La planète bleue mon existence mes passions mes aspirations vives,

ma fragilité immense causée par des forces gigantesques déployées sur ce chemin arrière,

quoique, ce matin,

l'énergie est rayonnante, gorgée d'espoirs beaux, bons, vers devant.

-

Ma mère au téléphone, son fil devenu si mince, de plus en plus, c'est terrible de manquer de respirations, d'avoir le cœur emballé avec juste un tout petit peu de mouvements,

alors elle se repose, elle est assise, elle en est où sa tête à elle, vers le passé à revisiter, dans son jour, vers cet avenir terrible...

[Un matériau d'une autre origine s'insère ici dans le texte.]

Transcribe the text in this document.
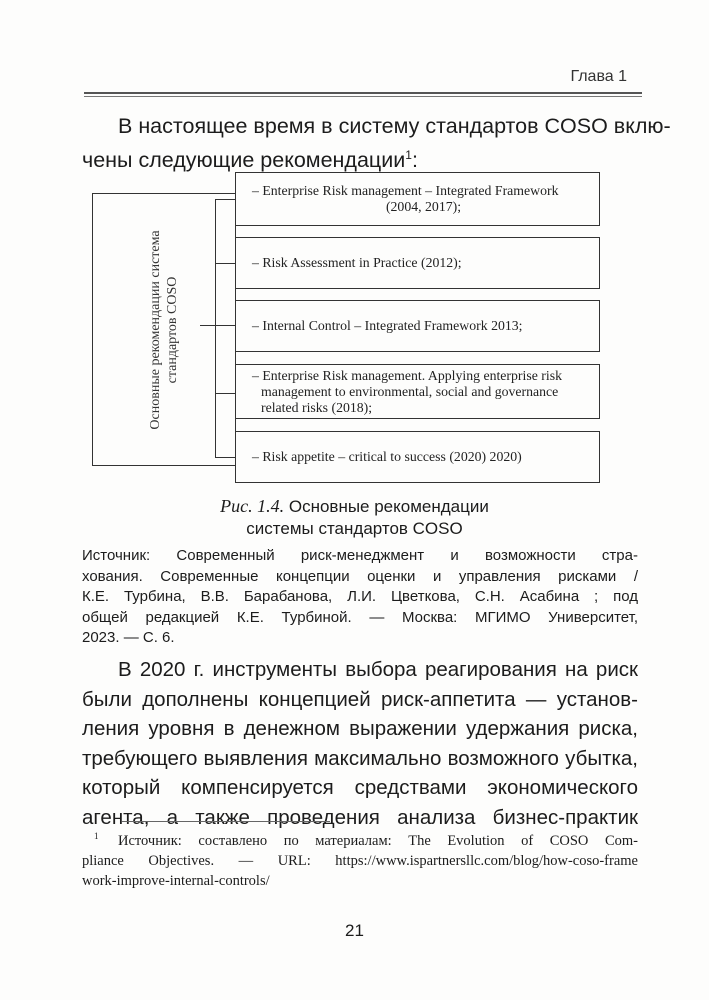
Глава 1
В настоящее время в систему стандартов COSO вклю-
чены следующие рекомендации$^1$:
Основные рекомендации система стандартов COSO
– Enterprise Risk management – Integrated Framework
(2004, 2017);
– Risk Assessment in Practice (2012);
– Internal Control – Integrated Framework 2013;
– Enterprise Risk management. Applying enterprise risk
management to environmental, social and governance
related risks (2018);
– Risk appetite – critical to success (2020) 2020)
Рис. 1.4. Основные рекомендации
системы стандартов COSO
Источник: Современный риск-менеджмент и возможности стра-
хования. Современные концепции оценки и управления рисками /
К.Е. Турбина, В.В. Барабанова, Л.И. Цветкова, С.Н. Асабина ; под
общей редакцией К.Е. Турбиной. — Москва: МГИМО Университет,
2023. — С. 6.
В 2020 г. инструменты выбора реагирования на риск
были дополнены концепцией риск-аппетита — установ-
ления уровня в денежном выражении удержания риска,
требующего выявления максимально возможного убытка,
который компенсируется средствами экономического
агента, а также проведения анализа бизнес-практик
1	Источник: составлено по материалам: The Evolution of COSO Com-
pliance Objectives. — URL: https://www.ispartnersllc.com/blog/how-coso-frame
work-improve-internal-controls/
21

Je pense à elle, les plantes de mon fils sur la table du salon, pleine de belles attentions, ses orchidées resplendissantes,

le séjour est vivant de sa présence attentive à la vie, j'ai hâte de la retrouver de vrai, début Août,

il faudra vivre le mieux possible le séjour de vacances fin Juillet, ses vacances au jeune homme autiste en famille, en espérant que, sans attendre que, dans l'attente de se revoir, il reste quoi? l'instant précieux de se retrouver, mais voir sa mère dans un état terrassé par ses quatre vingt six ans, cela fait mal,

il n'y a pas d'âge pour accepter d'être sur ce fil de rasoir entre la vie et la mort.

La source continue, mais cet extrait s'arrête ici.